Electron Orbit

How fast does an electron orbit the nucleus of an atom?

Electrons don’t orbit the nucleus. The wavelength of an electron is larger than the area that it might be said to be “contained” within, which means that it isn’t in any specific place at any given time. (This is a small pet peeve of mine: The Bohr model of the atom (the one with the electrons zooming around in rings) was corrected very shortly after it was introduced, yet it still persists.)

However, for some calculations it’s useful to calculate the velocity of an electron (usually one that isn’t attached to a specific atom). At those times, the velocity can vary wildly (much like that of light–what we think of as “the speed of light” is really the speed of light in a vacuum–photons slow down in anything that isn’t a vacuum, and have been slowed to a crawl under very special conditions).

Interestingly, in the Bohr model the velocity of an electron in the ground state of the Hydrogen atom is alpha * c which is the the fine structure constant (~1/137) times the speed of light. So in the Bohr model this electron would “orbit” at about 0.0073 c.

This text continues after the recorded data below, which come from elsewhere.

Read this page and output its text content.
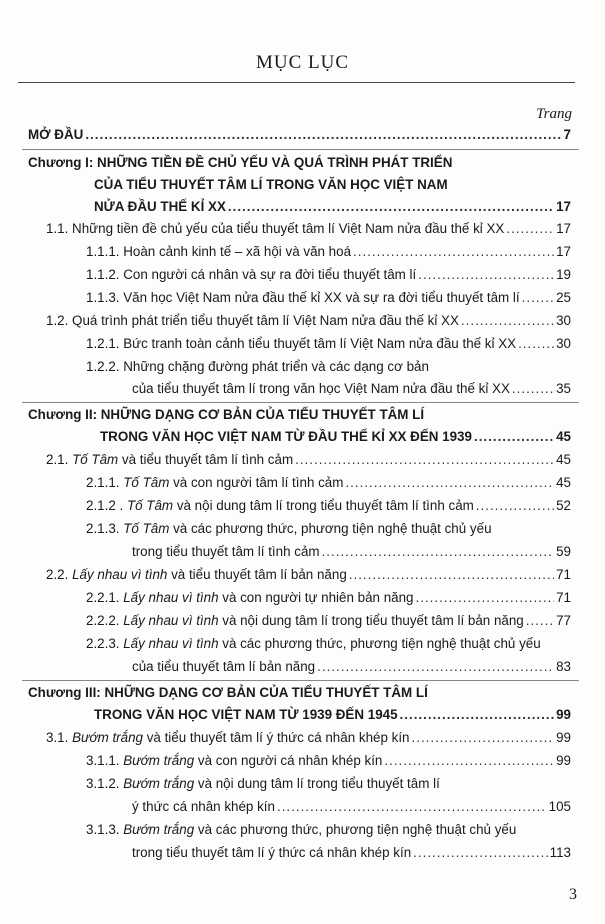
MỤC LỤC
Trang
MỞ ĐẦU .....	7
Chương I: NHỮNG TIỀN ĐỀ CHỦ YẾU VÀ QUÁ TRÌNH PHÁT TRIỂN
CỦA TIỂU THUYẾT TÂM LÍ TRONG VĂN HỌC VIỆT NAM
NỬA ĐẦU THẾ KỈ XX .....	17
1.1. Những tiền đề chủ yếu của tiểu thuyết tâm lí Việt Nam nửa đầu thế kỉ XX .....	17
1.1.1. Hoàn cảnh kinh tế – xã hội và văn hoá .....	17
1.1.2. Con người cá nhân và sự ra đời tiểu thuyết tâm lí .....	19
1.1.3. Văn học Việt Nam nửa đầu thế kỉ XX và sự ra đời tiểu thuyết tâm lí .....	25
1.2. Quá trình phát triển tiểu thuyết tâm lí Việt Nam nửa đầu thế kỉ XX .....	30
1.2.1. Bức tranh toàn cảnh tiểu thuyết tâm lí Việt Nam nửa đầu thế kỉ XX .....	30
1.2.2. Những chặng đường phát triển và các dạng cơ bản
của tiểu thuyết tâm lí trong văn học Việt Nam nửa đầu thế kỉ XX .....	35
Chương II: NHỮNG DẠNG CƠ BẢN CỦA TIỂU THUYẾT TÂM LÍ
TRONG VĂN HỌC VIỆT NAM TỪ ĐẦU THẾ KỈ XX ĐẾN 1939 .....	45
2.1. Tố Tâm và tiểu thuyết tâm lí tình cảm .....	45
2.1.1. Tố Tâm và con người tâm lí tình cảm .....	45
2.1.2 . Tố Tâm và nội dung tâm lí trong tiểu thuyết tâm lí tình cảm .....	52
2.1.3. Tố Tâm và các phương thức, phương tiện nghệ thuật chủ yếu
trong tiểu thuyết tâm lí tình cảm .....	59
2.2. Lấy nhau vì tình và tiểu thuyết tâm lí bản năng .....	71
2.2.1. Lấy nhau vì tình và con người tự nhiên bản năng .....	71
2.2.2. Lấy nhau vì tình và nội dung tâm lí trong tiểu thuyết tâm lí bản năng ..... 77
2.2.3. Lấy nhau vì tình và các phương thức, phương tiện nghệ thuật chủ yếu
của tiểu thuyết tâm lí bản năng .....	83
Chương III: NHỮNG DẠNG CƠ BẢN CỦA TIỂU THUYẾT TÂM LÍ
TRONG VĂN HỌC VIỆT NAM TỪ 1939 ĐẾN 1945 .....	99
3.1. Bướm trắng và tiểu thuyết tâm lí ý thức cá nhân khép kín .....	99
3.1.1. Bướm trắng và con người cá nhân khép kín .....	99
3.1.2. Bướm trắng và nội dung tâm lí trong tiểu thuyết tâm lí
ý thức cá nhân khép kín .....	105
3.1.3. Bướm trắng và các phương thức, phương tiện nghệ thuật chủ yếu
trong tiểu thuyết tâm lí ý thức cá nhân khép kín .....	113
3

Which is a small pet peeve of mine. Photons always travel at c (at least, so far as has yet been determined). Whenever you read about light travelling slower through a medium, it is the global average velocity of a group of photons (due to absorption and re-emission) that is being referred to. But individual photons have thus far always been observed to travel at c.

Electrons don’t have definte postions in the electron shell but obviuosly they do have momentum and therefore velocity.